WHST.11-12.1: Write arguments focused on discipline-specific content.
SL.11-12.1: Initiate and participate effectively in a range of collaborative discussions (one-on-one, in groups, and teacher-led) with diverse partners on grades 11–12 topics, texts, and issues, building on others’ ideas and expressing their own clearly and persuasively.

L.11-12.6: Acquire and use accurately general academic and domain-specific words and phrases, sufficient for reading, writing, speaking, and listening at the college and career readiness level; demonstrate independence in gathering vocabulary knowledge when considering a word or phrase important to comprehension or expression.

Students will engage with the module's sources in multiple ways through mini-tasks. Students will work to comprehend each source, supported by instructional strategies and tools intentionally matched to each particular source in order to best assist students in understanding and analyzing that source. As part of their close reading of each source, students will take a look at each source through the lens of the teaching task, identifying evidence to support responses across a spectrum from "current beliefs about power and authority with regard to federalism closely mirror the founders’ beliefs” to “current beliefs about power and authority with regard to federalism are far from the founders’ beliefs.” Students will be supported in citing textual evidence through practice with quoting, paraphrasing, and summarizing. After they complete their work with the texts and videos, they will transition to writing and then will draft, peer edit, and finalize their individual responses to the teaching task.

Standards-based skills shape the instructional ladder within this module. Where noted in the skills list, the skills have been drawn from the Colorado Academic Standards. Where no notation has been made, the skill has been drawn from the Common Core State Standards.

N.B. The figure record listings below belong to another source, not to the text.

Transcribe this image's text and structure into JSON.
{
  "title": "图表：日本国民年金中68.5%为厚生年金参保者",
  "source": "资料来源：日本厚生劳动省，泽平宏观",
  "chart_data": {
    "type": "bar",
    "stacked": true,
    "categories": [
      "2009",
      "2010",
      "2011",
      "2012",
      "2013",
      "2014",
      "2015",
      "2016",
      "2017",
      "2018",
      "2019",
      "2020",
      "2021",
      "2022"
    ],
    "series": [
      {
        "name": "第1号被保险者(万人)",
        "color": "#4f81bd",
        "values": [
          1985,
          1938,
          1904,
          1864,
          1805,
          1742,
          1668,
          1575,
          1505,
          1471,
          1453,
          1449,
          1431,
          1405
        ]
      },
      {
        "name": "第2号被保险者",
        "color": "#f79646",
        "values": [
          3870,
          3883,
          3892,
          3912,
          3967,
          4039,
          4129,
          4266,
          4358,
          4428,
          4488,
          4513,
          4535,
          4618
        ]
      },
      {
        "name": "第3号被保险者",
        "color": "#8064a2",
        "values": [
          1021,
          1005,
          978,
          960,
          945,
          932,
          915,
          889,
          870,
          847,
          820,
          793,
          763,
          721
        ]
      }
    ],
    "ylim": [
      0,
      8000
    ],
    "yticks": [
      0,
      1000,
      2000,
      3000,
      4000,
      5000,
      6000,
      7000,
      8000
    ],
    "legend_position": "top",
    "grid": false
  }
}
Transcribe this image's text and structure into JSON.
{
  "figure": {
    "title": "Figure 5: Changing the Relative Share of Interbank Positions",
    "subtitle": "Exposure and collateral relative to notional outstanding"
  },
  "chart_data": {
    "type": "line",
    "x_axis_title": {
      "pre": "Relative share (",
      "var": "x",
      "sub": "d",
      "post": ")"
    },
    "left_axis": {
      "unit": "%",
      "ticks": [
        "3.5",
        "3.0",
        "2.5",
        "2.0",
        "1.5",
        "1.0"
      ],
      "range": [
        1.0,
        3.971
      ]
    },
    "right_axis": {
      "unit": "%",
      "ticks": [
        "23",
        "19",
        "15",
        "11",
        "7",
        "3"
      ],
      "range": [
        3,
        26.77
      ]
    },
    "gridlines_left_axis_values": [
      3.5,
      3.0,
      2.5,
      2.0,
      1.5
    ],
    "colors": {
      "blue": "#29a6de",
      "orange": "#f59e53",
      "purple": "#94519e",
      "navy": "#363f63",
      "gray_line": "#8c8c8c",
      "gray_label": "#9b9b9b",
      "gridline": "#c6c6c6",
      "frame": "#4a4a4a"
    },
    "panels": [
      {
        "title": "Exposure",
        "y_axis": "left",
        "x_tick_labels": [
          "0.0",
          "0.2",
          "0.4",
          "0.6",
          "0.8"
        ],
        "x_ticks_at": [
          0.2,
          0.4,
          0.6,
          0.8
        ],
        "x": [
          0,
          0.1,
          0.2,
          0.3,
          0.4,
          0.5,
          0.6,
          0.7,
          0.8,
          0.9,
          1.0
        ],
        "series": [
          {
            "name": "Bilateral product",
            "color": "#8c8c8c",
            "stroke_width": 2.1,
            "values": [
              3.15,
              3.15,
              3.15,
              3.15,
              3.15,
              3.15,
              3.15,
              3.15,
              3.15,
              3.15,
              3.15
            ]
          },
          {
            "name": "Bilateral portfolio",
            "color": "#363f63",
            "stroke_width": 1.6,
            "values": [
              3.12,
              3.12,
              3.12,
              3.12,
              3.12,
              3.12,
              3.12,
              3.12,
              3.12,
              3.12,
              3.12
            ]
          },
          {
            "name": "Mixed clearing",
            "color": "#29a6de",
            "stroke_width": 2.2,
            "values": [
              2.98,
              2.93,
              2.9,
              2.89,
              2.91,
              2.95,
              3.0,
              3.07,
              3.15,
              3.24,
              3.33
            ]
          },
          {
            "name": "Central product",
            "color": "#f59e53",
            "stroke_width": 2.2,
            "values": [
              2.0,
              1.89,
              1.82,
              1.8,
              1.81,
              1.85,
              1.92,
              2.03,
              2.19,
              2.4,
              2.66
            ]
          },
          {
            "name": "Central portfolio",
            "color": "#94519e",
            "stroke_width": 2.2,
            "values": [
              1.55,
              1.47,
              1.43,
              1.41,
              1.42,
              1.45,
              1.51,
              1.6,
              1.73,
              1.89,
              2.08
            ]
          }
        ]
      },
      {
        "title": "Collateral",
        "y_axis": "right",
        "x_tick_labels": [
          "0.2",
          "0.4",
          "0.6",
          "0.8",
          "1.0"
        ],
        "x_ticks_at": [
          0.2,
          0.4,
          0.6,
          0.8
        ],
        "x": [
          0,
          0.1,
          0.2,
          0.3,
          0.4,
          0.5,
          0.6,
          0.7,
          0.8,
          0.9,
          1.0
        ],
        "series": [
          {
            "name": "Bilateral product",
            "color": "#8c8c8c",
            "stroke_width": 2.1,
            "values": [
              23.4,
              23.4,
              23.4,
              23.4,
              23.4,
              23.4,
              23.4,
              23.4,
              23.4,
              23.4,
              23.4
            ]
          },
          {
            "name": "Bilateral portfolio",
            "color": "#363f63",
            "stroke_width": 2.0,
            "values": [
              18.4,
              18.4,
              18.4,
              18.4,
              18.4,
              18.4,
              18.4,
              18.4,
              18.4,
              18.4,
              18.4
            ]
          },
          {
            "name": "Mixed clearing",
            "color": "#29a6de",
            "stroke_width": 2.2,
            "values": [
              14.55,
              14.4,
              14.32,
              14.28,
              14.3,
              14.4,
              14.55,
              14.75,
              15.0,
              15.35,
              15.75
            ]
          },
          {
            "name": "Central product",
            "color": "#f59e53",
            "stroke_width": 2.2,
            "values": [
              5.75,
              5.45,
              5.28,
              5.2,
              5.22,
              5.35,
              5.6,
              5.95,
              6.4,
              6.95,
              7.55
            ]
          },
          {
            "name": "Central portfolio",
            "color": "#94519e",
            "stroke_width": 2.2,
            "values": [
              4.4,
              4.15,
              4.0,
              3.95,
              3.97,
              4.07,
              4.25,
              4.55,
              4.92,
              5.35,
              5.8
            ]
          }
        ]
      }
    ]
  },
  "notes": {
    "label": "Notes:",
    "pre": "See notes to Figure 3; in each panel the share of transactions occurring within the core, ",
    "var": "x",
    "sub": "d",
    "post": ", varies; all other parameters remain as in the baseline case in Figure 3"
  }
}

Within the scoring guide for each mini-task, we have detailed student products that can be monitored; the product suggested for formative assessment has been bolded.

Considerations

Plan grouping carefully throughout the course of the module, considering ELL language levels and the needs of all students.
Consider where appropriate, assigning part or all of a mini-task (mini-tasks or portions of mini-tasks designed to be completed independently) for homework.